Data Hierarchy
SportsPress organizes sports data in a layered structure. Understanding this hierarchy makes it easier to set up the plugin correctly and avoid common configuration mistakes.
The Five Levels
Competition (League / Cup / Tournament)
└── Season (2024–25, Season 1, etc.)
└── Team ──────────────────┐
└── Player │
└── Staff │
└── Event ←──────────┘
└── Results / Performance1. Competition
A Competition (also called a League in some contexts) is the top-level grouping. It represents the tournament, cup, or league that a set of teams is playing in. One site can have multiple competitions running at the same time — a club site might run a domestic league, a cup, and a reserve league simultaneously.
Competitions are managed under SportsPress > Competitions.
2. Season
A Season divides a competition across time — usually a year or a split period. Every piece of data in SportsPress is linked to one or more seasons so that historical data stays separate from the current campaign.
Common season naming conventions: 2024–25, Spring 2025, Season 3.
Seasons are managed under SportsPress > Seasons.
3. Team
Teams are the clubs, franchises, or competitors taking part in a competition. Each team is assigned to one or more competitions and seasons.
A team holds:
Its name, logo, and colors
A squad of players
A home venue
Association with a league table
4. Player and Staff
Players are the athletes on a team's roster. Staff are the coaches, managers, and other personnel. Both are assigned to a team and optionally to a competition and season.
Player data (statistics, metrics) is always calculated within the scope of a specific competition and season, so the same player can have different stats for different campaigns.
5. Event
An Event is a single fixture or match. Every event is linked to:
A competition and season
Two or more teams (home and away, or multiple participants)
Optionally a venue and a calendar
When you publish results for an event, SportsPress automatically recalculates all affected league tables, player statistics, and career totals.
Why This Order Matters
You must create higher-level items before lower-level ones can reference them:
Create at least one Competition and one Season first.
Create Teams and assign them to the competition and season.
Add Players and assign them to a team.
Create Events and assign them to a competition, season, and the participating teams.
Skipping steps — for example, adding players before creating a team — means you cannot make the correct assignments and data will not appear in templates or league tables.
Shared vs.
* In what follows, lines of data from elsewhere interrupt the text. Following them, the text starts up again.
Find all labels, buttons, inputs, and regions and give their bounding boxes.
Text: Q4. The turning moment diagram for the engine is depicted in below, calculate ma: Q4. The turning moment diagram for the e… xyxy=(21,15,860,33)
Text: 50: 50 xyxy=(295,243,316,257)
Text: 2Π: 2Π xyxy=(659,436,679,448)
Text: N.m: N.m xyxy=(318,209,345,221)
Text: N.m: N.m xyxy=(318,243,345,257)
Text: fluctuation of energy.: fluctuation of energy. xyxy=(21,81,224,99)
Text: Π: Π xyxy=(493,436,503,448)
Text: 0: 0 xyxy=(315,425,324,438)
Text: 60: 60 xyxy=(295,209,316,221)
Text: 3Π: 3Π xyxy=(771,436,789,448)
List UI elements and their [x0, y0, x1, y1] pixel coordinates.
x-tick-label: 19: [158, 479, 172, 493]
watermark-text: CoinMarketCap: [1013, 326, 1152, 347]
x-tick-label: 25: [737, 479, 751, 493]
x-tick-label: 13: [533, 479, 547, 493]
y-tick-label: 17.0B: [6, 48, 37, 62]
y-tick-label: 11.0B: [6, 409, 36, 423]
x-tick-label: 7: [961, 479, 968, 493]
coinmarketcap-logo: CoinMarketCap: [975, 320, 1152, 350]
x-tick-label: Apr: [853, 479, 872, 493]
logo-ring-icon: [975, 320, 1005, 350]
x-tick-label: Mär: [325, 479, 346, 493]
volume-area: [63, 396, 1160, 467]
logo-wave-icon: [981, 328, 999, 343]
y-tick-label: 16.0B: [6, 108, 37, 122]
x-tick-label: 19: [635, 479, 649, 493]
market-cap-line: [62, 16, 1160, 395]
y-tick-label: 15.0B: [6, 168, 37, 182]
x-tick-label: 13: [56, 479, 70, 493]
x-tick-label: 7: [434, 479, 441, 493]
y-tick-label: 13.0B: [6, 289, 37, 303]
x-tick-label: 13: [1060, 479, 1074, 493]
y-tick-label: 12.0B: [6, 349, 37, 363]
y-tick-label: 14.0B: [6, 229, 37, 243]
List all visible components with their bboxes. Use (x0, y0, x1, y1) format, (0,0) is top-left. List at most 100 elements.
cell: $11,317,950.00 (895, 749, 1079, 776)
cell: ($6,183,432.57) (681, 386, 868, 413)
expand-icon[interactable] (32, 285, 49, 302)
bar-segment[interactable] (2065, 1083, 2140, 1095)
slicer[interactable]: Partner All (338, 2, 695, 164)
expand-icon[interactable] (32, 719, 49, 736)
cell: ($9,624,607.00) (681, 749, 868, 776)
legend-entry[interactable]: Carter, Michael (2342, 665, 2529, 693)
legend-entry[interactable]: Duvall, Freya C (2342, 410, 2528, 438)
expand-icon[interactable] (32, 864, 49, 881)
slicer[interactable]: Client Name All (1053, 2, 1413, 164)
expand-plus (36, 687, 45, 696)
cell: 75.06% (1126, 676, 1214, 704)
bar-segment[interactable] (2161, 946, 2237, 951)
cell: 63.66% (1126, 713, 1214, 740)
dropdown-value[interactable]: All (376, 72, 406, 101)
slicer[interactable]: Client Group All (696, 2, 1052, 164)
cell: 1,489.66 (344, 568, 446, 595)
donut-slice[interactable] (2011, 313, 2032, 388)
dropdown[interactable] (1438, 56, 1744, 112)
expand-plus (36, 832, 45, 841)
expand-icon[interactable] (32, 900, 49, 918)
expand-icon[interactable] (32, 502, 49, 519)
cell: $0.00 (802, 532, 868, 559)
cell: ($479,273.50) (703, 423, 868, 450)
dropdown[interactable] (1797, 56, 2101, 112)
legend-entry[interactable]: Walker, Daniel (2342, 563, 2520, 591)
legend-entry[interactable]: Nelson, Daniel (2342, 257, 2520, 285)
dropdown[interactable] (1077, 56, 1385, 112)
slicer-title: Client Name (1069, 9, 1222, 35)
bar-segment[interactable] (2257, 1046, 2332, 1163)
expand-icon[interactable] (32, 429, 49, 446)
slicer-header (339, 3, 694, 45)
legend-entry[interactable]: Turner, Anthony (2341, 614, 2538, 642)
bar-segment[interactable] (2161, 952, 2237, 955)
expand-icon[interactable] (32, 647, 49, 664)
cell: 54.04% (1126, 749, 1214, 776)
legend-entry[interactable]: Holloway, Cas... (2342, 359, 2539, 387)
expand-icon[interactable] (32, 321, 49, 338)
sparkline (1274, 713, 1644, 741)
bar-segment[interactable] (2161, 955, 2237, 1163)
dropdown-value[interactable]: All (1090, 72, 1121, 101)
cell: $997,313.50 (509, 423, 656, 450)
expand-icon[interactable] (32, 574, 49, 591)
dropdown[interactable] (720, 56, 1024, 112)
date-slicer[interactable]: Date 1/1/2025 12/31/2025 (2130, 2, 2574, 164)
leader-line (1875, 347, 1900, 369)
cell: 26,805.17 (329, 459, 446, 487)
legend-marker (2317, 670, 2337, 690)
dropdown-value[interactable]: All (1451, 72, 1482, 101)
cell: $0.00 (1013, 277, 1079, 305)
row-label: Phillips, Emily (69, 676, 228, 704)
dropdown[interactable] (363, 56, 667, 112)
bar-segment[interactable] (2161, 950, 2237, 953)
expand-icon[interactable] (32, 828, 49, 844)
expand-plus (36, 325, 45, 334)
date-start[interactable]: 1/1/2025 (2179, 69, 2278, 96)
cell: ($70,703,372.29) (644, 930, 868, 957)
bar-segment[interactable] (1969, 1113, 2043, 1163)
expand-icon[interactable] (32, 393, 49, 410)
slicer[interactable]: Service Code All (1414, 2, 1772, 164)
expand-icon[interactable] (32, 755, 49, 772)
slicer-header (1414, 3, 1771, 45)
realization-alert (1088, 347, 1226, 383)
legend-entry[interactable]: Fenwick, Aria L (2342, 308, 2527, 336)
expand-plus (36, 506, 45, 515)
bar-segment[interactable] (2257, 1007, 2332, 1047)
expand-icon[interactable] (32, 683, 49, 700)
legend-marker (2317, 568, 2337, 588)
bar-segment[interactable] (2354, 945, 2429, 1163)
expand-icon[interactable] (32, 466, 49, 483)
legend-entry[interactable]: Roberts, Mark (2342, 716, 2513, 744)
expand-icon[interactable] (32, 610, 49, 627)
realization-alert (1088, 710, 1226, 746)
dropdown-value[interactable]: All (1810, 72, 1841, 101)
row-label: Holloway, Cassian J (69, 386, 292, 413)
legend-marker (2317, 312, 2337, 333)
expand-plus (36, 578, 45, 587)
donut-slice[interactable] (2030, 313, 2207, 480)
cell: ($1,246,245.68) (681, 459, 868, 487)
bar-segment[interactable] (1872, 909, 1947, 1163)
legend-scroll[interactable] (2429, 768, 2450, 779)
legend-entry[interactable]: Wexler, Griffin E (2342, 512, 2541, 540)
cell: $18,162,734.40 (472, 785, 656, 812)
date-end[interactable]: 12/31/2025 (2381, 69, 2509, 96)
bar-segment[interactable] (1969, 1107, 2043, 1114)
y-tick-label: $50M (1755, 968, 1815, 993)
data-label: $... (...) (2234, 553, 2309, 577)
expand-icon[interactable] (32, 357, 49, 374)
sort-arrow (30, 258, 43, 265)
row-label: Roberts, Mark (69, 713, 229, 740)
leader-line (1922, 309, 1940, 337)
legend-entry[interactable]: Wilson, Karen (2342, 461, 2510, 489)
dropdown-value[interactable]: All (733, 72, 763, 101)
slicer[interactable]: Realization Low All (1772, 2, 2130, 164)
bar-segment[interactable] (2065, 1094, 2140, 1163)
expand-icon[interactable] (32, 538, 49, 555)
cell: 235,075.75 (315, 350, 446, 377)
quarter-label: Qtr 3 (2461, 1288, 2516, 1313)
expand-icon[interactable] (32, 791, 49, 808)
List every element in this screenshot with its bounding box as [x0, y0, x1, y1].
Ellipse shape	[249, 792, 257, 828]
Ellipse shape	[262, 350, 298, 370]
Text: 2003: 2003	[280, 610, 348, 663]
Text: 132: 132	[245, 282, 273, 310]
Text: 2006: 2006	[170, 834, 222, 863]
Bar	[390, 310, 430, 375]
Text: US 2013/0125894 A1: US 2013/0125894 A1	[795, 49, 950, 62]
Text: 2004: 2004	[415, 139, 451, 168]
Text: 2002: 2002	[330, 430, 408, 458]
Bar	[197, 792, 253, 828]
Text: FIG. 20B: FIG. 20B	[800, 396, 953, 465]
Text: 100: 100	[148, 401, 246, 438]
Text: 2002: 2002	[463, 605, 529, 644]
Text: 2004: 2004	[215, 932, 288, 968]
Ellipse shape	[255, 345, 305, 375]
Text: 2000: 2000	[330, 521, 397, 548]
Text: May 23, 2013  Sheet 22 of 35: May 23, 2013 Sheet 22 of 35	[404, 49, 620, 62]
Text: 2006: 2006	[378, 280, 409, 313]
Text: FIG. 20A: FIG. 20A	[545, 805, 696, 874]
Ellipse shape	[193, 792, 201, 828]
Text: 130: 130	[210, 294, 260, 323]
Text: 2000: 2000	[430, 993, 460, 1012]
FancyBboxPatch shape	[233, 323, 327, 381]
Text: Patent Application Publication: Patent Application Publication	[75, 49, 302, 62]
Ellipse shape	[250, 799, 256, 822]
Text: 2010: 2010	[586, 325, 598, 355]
Season-Specific Data
Data type | Season-specific? |
Competition | No — persists across seasons |
Season | Yes — each season is discrete |
Team | No — the same team entity can span seasons |
Player | No — the same player entity can span seasons |
Event | Yes — each event belongs to a specific season |
League Table | Yes — typically one table per competition per season |
Player List / Roster | Can span seasons or be scoped to one |
Players and teams are reused across seasons. Their statistics and standings are calculated per season based on the events they participated in during that season.
Multiple Competitions on One Site
SportsPress supports running multiple competitions simultaneously. A common setup for a club site:
Men's First Team — Premier League 2024–25
Men's First Team — FA Cup 2024–25
Women's Team — Women's Championship 2024–25
Under-18s — Youth League 2024–25
Each competition/season pair produces its own league table and can have its own player list, calendar, and event set. Shortcodes and widgets accept league and season parameters to display data from a specific competition only.